Linguagem, desejo e resistência
O escritor queniano Ngũgĩ wa Thiong’o, no ensaio Descolonizar a Mente, mostra como o colonialismo penetrou também pela linguagem: ao impor o inglês e desvalorizar as línguas africanas, o império destruiu modos de narrar, pensar e sentir o mundo.
Descolonizar a mente, então, é também recuperar o direito de contar a própria história — em sua própria língua, com seus próprios mitos, afetos e lógicas.
Do mesmo modo, pensadoras como Gloria Anzaldúa mostram que descolonizar é romper com as fronteiras internas impostas pelo racismo, pelo sexismo e pela normatividade. É reconstruir uma subjetividade que foi fragmentada pela opressão.
O eu como território em disputa
A mente não é um espaço neutro. Ela é território em disputa. Cada crença, cada linguagem, cada desejo, cada ferida pode carregar marcas do colonialismo.
Descolonizar a mente, portanto, é um processo contínuo que envolve:
- Escavar as raízes do sofrimento psíquico em contextos históricos e sociais.
- Reafirmar identidades silenciadas ou patologizadas.
- Construir práticas de cuidado e cura enraizadas na coletividade e na cultura.

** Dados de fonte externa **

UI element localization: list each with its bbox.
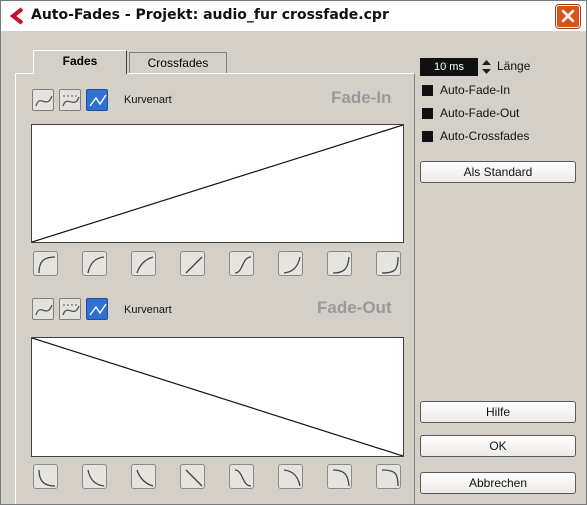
fade-in-preset-7[interactable] (327, 251, 352, 276)
fade-out-heading: Fade-Out (317, 298, 392, 317)
dialog-body: Fades Crossfades Kurvenart Fade-In Kurve… (1, 32, 586, 504)
fade-in-preset-7-icon (332, 256, 350, 274)
fade-out-preset-5-icon (234, 469, 252, 487)
auto-crossfades-label: Auto-Crossfades (440, 129, 530, 143)
close-button[interactable] (556, 5, 580, 28)
fade-out-damped-spline-button[interactable] (59, 298, 81, 320)
fade-in-preset-2[interactable] (82, 251, 107, 276)
cancel-button[interactable]: Abbrechen (420, 472, 576, 494)
fade-out-preset-1-icon (38, 469, 56, 487)
fade-in-curve-display[interactable] (31, 124, 404, 243)
fade-out-preset-8[interactable] (376, 464, 401, 489)
help-button[interactable]: Hilfe (420, 401, 576, 423)
fade-out-curve-display[interactable] (31, 337, 404, 457)
fade-in-preset-1-icon (38, 256, 56, 274)
fade-in-preset-8[interactable] (376, 251, 401, 276)
fade-out-curve-line (32, 338, 403, 456)
spline-curve-icon (35, 304, 53, 316)
fade-out-preset-6-icon (283, 469, 301, 487)
tab-crossfades[interactable]: Crossfades (129, 52, 227, 73)
fade-in-preset-4-icon (185, 256, 203, 274)
tab-fades-label: Fades (62, 54, 98, 68)
fade-out-preset-7[interactable] (327, 464, 352, 489)
fade-out-preset-4[interactable] (180, 464, 205, 489)
length-input[interactable]: 10 ms (420, 58, 478, 76)
title-bar[interactable]: Auto-Fades - Projekt: audio_fur crossfad… (1, 1, 586, 32)
fade-out-spline-curve-button[interactable] (32, 298, 54, 320)
app-logo-icon (9, 7, 24, 25)
fade-out-preset-3-icon (136, 469, 154, 487)
fade-in-preset-6-icon (283, 256, 301, 274)
auto-fade-in-checkbox[interactable] (422, 85, 433, 96)
fade-in-preset-5[interactable] (229, 251, 254, 276)
fade-out-preset-8-icon (381, 469, 399, 487)
fade-out-preset-5[interactable] (229, 464, 254, 489)
fade-in-preset-4[interactable] (180, 251, 205, 276)
fade-in-damped-spline-button[interactable] (59, 89, 81, 111)
damped-spline-icon (62, 95, 80, 107)
linear-curve-icon (89, 94, 107, 107)
damped-spline-icon (62, 304, 80, 316)
fade-in-preset-5-icon (234, 256, 252, 274)
fade-in-curve-line (32, 125, 403, 242)
fade-out-preset-4-icon (185, 469, 203, 487)
fade-in-spline-curve-button[interactable] (32, 89, 54, 111)
spinner-arrows-icon (482, 60, 491, 74)
fade-in-preset-8-icon (381, 256, 399, 274)
fade-out-preset-1[interactable] (33, 464, 58, 489)
auto-crossfades-checkbox[interactable] (422, 131, 433, 142)
as-default-button[interactable]: Als Standard (420, 161, 576, 183)
length-spinner[interactable] (480, 57, 493, 77)
ok-button[interactable]: OK (420, 435, 576, 457)
spline-curve-icon (35, 95, 53, 107)
fade-out-preset-7-icon (332, 469, 350, 487)
close-icon (561, 9, 575, 23)
fade-out-preset-3[interactable] (131, 464, 156, 489)
fade-out-curve-type-label: Kurvenart (124, 304, 172, 316)
fade-out-preset-2-icon (87, 469, 105, 487)
fade-in-linear-curve-button[interactable] (86, 89, 108, 111)
auto-fade-out-label: Auto-Fade-Out (440, 106, 520, 120)
fade-in-preset-3[interactable] (131, 251, 156, 276)
linear-curve-icon (89, 303, 107, 316)
fade-in-preset-3-icon (136, 256, 154, 274)
fade-in-preset-1[interactable] (33, 251, 58, 276)
auto-fade-out-checkbox[interactable] (422, 108, 433, 119)
auto-fades-dialog: Auto-Fades - Projekt: audio_fur crossfad… (0, 0, 587, 505)
fade-out-linear-curve-button[interactable] (86, 298, 108, 320)
fade-in-preset-6[interactable] (278, 251, 303, 276)
fade-in-preset-2-icon (87, 256, 105, 274)
length-label: Länge (497, 59, 531, 73)
tab-fades[interactable]: Fades (33, 50, 127, 74)
window-title: Auto-Fades - Projekt: audio_fur crossfad… (31, 7, 389, 23)
fade-out-preset-2[interactable] (82, 464, 107, 489)
fade-in-heading: Fade-In (331, 88, 392, 107)
tab-crossfades-label: Crossfades (147, 56, 209, 70)
fade-in-curve-type-label: Kurvenart (124, 94, 172, 106)
auto-fade-in-label: Auto-Fade-In (440, 83, 511, 97)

- Resistir à colonização do imaginário promovida por mídias, escolas e religiões.
Conclusão: pensar é também descolonizar
Descolonizar a mente não é um gesto individualista. É uma forma de fazer política com o pensamento, o corpo e o afeto. É insurgir contra os dispositivos que controlam a subjetividade e reapropriar-se de si.
A psicologia pode, sim, ser instrumento de normalização e dominação. Mas também pode ser um instrumento de emancipação — desde que se alie às lutas históricas dos povos racializados, indígenas, dissidentes e marginalizados.
Em última instância, descolonizar a mente é restituir a imaginação coletiva como ferramenta de liberdade. Porque pensar, sonhar e sentir de outras formas é já um ato de revolta.